Seoul Community Radio: shaping new genres and sub-cultures

August 2017 - Launched just over a year ago, Seoul Community Radio (SCR) is one of Korea's leading music channels supporting the country’s underground creative music and arts communities. Inspired by the power of radio to shape new genres and sub-cultures, as witnessed worldwide, the station operates a live studio based out of Seoul’s multicultural hotbed Itaewon, broadcasting 24/7 to a young, diverse, and influential audience. Matthew Fennell caught up with the station’s founder Richard Price to discuss the past year and his hopes for the future. 


What was the inspiration behind creating an online radio station here in Korea?
Curating interesting and original content is really the heart of what good radio should be. The fact that it is live and there are real human voices delivering it gives it even more of a personal touch. All commercial radio, not just in Korea, is guilty of dumbing down and selling out music to attract a more mainstream audience.

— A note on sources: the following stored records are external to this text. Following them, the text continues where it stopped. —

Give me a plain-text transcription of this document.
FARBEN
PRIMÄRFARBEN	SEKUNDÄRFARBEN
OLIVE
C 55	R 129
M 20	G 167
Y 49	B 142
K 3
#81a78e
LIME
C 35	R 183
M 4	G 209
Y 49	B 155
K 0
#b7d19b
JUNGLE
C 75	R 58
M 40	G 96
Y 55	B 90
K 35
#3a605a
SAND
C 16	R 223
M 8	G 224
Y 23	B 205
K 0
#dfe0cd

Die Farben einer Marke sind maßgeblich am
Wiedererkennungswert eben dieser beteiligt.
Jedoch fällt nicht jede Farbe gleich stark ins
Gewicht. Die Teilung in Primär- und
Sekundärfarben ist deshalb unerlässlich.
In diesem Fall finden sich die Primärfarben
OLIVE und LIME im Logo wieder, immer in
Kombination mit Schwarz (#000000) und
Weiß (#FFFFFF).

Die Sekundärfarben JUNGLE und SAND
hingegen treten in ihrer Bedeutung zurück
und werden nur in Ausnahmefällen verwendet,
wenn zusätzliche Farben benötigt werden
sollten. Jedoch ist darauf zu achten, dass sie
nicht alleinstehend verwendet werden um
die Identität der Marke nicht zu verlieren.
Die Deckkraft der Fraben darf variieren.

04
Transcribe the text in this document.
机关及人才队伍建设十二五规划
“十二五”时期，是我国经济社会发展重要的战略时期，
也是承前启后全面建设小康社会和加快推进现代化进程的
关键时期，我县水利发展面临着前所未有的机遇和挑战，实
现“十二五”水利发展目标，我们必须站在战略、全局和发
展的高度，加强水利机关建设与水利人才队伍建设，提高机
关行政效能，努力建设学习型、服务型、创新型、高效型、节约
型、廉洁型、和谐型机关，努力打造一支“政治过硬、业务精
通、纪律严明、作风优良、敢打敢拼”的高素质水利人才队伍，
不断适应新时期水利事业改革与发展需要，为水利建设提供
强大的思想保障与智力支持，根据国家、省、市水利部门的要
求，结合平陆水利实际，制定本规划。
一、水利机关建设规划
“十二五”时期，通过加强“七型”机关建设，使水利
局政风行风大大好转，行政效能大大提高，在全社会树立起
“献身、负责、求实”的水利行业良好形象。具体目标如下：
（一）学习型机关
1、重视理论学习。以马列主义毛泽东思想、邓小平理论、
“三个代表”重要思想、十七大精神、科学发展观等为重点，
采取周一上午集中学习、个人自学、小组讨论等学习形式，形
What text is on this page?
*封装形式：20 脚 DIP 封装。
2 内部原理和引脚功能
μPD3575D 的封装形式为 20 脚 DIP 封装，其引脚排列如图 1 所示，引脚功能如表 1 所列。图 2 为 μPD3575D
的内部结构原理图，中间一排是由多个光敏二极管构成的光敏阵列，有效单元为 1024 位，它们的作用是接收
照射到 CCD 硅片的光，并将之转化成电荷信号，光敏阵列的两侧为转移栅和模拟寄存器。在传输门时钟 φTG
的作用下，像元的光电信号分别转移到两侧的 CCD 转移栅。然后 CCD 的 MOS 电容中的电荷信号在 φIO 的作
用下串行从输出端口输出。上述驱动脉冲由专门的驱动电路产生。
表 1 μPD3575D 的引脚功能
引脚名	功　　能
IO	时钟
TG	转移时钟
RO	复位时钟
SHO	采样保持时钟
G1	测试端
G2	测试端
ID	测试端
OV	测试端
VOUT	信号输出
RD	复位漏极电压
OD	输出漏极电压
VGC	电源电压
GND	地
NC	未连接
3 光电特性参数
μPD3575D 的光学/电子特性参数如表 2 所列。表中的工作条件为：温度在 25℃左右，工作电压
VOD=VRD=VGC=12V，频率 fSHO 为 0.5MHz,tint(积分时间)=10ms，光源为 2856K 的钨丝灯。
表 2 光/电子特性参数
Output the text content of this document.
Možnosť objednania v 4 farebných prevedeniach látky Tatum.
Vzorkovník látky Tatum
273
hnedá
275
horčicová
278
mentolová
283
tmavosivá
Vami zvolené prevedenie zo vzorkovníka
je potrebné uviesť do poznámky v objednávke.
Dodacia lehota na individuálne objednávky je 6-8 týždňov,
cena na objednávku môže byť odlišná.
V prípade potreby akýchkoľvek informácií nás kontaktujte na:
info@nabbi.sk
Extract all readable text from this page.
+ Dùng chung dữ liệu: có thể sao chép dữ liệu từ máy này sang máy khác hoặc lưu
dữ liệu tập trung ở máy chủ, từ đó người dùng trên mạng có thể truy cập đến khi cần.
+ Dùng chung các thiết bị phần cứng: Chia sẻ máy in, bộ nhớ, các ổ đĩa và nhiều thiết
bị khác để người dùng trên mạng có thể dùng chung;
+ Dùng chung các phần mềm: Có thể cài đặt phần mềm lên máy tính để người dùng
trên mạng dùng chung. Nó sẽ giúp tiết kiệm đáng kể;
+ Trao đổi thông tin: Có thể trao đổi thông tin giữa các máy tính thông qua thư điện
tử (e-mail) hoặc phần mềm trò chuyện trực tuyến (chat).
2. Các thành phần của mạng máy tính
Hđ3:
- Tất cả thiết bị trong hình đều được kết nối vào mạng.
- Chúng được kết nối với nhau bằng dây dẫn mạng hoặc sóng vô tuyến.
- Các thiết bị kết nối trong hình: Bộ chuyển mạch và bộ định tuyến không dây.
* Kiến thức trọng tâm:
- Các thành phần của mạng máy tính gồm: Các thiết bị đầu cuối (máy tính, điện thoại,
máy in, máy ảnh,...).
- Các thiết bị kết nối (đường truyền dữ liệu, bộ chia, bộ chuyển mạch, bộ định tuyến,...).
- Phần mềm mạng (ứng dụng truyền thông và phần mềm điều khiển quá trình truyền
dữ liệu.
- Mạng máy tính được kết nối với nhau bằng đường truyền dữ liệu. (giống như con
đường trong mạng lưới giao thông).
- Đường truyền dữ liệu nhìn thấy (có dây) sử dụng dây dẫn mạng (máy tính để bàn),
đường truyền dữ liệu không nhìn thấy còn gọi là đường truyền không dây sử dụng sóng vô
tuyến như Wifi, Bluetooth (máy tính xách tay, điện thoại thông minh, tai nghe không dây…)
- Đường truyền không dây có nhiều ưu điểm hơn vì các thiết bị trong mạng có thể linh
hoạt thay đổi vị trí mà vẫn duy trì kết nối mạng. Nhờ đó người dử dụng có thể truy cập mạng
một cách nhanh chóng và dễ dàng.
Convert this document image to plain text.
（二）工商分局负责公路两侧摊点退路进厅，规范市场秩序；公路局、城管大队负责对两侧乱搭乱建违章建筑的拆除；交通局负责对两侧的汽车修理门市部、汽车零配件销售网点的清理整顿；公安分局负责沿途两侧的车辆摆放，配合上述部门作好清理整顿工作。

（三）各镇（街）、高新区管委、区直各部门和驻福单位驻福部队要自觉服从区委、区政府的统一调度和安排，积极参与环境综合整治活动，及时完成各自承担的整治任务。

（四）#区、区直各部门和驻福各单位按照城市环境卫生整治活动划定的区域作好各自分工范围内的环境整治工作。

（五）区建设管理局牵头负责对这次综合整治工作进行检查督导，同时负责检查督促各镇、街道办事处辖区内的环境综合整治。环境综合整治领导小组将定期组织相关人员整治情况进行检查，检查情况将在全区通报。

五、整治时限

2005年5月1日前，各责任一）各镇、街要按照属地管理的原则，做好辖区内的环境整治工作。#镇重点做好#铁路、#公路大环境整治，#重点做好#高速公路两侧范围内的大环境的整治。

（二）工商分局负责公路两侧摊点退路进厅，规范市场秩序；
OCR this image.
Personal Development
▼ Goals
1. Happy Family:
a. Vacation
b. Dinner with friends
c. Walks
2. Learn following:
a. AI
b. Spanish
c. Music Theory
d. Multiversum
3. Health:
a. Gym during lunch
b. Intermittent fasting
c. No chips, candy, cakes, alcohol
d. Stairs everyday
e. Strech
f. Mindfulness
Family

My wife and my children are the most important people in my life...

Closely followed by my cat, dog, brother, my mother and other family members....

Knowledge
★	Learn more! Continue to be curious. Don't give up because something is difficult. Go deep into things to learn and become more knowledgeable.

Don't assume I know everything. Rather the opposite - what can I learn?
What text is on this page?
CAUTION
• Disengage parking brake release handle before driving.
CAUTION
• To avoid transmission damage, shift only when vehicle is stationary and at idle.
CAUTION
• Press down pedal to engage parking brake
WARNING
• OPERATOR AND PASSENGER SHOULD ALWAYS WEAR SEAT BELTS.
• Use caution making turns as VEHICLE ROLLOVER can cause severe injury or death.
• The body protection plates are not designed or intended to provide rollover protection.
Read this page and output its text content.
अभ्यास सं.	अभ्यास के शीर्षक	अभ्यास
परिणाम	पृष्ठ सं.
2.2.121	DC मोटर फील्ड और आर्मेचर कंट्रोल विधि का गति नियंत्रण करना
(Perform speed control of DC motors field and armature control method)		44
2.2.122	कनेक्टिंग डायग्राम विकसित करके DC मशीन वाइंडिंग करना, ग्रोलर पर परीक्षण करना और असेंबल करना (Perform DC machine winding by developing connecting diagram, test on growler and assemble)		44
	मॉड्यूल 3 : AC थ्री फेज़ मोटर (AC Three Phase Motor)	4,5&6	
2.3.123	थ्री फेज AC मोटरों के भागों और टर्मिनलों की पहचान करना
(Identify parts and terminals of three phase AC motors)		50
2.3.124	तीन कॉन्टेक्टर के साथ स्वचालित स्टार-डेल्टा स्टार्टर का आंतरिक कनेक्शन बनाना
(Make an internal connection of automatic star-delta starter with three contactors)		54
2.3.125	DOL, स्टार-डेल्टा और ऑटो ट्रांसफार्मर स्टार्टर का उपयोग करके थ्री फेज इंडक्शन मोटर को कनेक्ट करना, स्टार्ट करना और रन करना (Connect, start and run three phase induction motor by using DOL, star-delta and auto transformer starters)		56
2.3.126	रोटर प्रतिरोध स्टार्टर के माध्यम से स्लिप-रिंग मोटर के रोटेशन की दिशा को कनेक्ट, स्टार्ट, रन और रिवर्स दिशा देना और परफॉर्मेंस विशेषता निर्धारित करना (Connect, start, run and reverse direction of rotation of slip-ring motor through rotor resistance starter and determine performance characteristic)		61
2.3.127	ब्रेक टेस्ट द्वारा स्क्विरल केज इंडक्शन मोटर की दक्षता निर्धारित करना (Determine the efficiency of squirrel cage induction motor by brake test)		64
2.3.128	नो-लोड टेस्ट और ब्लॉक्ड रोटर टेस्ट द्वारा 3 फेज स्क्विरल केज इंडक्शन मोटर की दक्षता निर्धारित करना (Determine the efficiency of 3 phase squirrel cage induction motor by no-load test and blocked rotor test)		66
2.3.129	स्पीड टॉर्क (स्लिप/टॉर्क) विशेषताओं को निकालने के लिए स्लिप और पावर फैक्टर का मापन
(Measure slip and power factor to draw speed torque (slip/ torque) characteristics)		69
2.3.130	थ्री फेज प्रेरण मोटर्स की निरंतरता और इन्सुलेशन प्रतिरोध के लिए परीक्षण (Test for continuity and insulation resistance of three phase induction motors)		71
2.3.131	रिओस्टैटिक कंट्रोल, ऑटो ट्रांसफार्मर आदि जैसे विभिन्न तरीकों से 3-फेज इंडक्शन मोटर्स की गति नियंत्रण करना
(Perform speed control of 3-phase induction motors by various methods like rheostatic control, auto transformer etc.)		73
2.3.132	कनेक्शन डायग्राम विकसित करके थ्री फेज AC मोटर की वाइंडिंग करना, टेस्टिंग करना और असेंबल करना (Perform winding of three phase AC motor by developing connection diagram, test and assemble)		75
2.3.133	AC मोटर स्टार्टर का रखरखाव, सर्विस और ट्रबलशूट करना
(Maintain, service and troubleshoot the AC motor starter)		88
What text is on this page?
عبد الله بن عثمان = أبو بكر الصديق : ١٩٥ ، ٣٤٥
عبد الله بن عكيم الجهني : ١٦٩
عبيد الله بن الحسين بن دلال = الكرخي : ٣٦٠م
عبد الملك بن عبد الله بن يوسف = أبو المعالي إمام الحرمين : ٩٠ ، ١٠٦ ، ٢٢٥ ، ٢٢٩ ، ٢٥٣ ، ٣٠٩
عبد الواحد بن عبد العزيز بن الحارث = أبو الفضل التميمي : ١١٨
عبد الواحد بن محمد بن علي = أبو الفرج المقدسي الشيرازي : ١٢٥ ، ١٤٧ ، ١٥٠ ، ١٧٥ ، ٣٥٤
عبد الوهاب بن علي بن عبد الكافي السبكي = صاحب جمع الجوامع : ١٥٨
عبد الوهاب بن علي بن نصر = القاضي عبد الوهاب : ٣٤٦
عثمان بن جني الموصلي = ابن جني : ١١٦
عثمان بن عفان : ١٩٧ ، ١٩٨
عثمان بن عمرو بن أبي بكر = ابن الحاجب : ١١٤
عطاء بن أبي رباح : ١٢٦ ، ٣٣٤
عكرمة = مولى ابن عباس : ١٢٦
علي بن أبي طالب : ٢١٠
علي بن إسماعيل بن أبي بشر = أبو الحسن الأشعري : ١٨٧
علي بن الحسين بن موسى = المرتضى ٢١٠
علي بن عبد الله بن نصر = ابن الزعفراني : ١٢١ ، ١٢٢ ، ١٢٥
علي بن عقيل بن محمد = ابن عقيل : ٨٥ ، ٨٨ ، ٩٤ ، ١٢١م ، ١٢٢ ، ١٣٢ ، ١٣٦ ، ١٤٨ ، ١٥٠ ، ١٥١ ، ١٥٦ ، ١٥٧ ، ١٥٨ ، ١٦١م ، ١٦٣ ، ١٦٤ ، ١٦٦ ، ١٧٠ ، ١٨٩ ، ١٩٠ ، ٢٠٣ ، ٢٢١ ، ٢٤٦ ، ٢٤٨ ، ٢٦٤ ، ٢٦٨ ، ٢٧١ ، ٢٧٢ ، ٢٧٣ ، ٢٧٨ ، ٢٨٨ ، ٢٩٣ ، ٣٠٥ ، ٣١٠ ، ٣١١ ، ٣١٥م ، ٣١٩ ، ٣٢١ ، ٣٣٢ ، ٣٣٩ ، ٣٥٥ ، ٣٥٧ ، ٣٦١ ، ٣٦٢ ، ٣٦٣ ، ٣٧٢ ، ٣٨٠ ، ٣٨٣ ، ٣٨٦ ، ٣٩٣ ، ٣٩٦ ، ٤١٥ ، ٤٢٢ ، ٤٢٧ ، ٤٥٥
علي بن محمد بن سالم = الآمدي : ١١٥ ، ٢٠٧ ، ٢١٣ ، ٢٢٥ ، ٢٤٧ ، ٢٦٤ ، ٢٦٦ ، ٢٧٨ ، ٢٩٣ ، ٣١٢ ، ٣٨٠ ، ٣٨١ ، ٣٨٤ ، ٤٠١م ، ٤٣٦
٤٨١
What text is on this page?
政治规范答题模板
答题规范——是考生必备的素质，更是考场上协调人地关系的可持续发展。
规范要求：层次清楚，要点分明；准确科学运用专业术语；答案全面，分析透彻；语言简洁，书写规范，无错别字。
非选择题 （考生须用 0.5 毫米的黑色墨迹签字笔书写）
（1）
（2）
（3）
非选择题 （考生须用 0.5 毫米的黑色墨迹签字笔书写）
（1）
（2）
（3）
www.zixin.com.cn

Our viewpoint is the opposite – we are a platform to give artists here in Korea a chance to showcase alternative and creative output people may not get to hear anywhere else – even in clubs.


Seoul Community Radio recently celebrated its one-year anniversary. What were some of the biggest challenges you faced in your first year?
We started with the idea back in early 2016, getting artists involved and having them contribute recorded mixes which we would post online. At the time, we didn’t even have a studio or recording facility so were asking people to record at home – it was quite a surreal scenario!  A lot of people hadn’t used a mic before, so persuading them to do a ‘proper radio’ show was quite a job. A big shout out to all the people that helped us in the early days. It must have seemed like a real leap of faith!


The radio station has developed quite a following since its inception. Are your listeners mainly foreigners or Korean?
There’s currently a mix of language on the air but it’s increasingly becoming more Korean as local artists begin to interact more with our listeners. With international guests, we encourage them to reach out in the way they feel most comfortable. We’ve also done some takeover shows with the established stations Radar Radio and Berlin Community Radio where we have used English to showcase Korean underground in the language they know. We see it as a two-way street really; showcasing the best of international artists coming into Korea, and exporting the best home-grown talent globally.


In terms of your operations, what are your plans for the future of the radio station?
More events, more travel, more spreading the word of all the good things happening in Korea internationally! We have a lot of listeners from all over the world, particularly in other major Asian cities. There are some notable, credible music festivals which have arrived in Asia in places like Hong Kong and Thailand and we’re looking to be a part of the next installment. In the short term, we’ve got pop-up shows and are also broadcasting festival-type events such as the dance stage at the Itaewon Global Village Festival coming up.


What advice would you give to other people wanting to start a small business or venture here in Korea?
Be prepared for less sleep and work basically becoming your life! Half-joking but I guess the moral is there. If you want to start a venture it might as well be something you are passionate about. At least then when you wonder why all the blood sweat and tears, you realize it’s to get away from that boring office job you didn’t really feel alive at in the first place.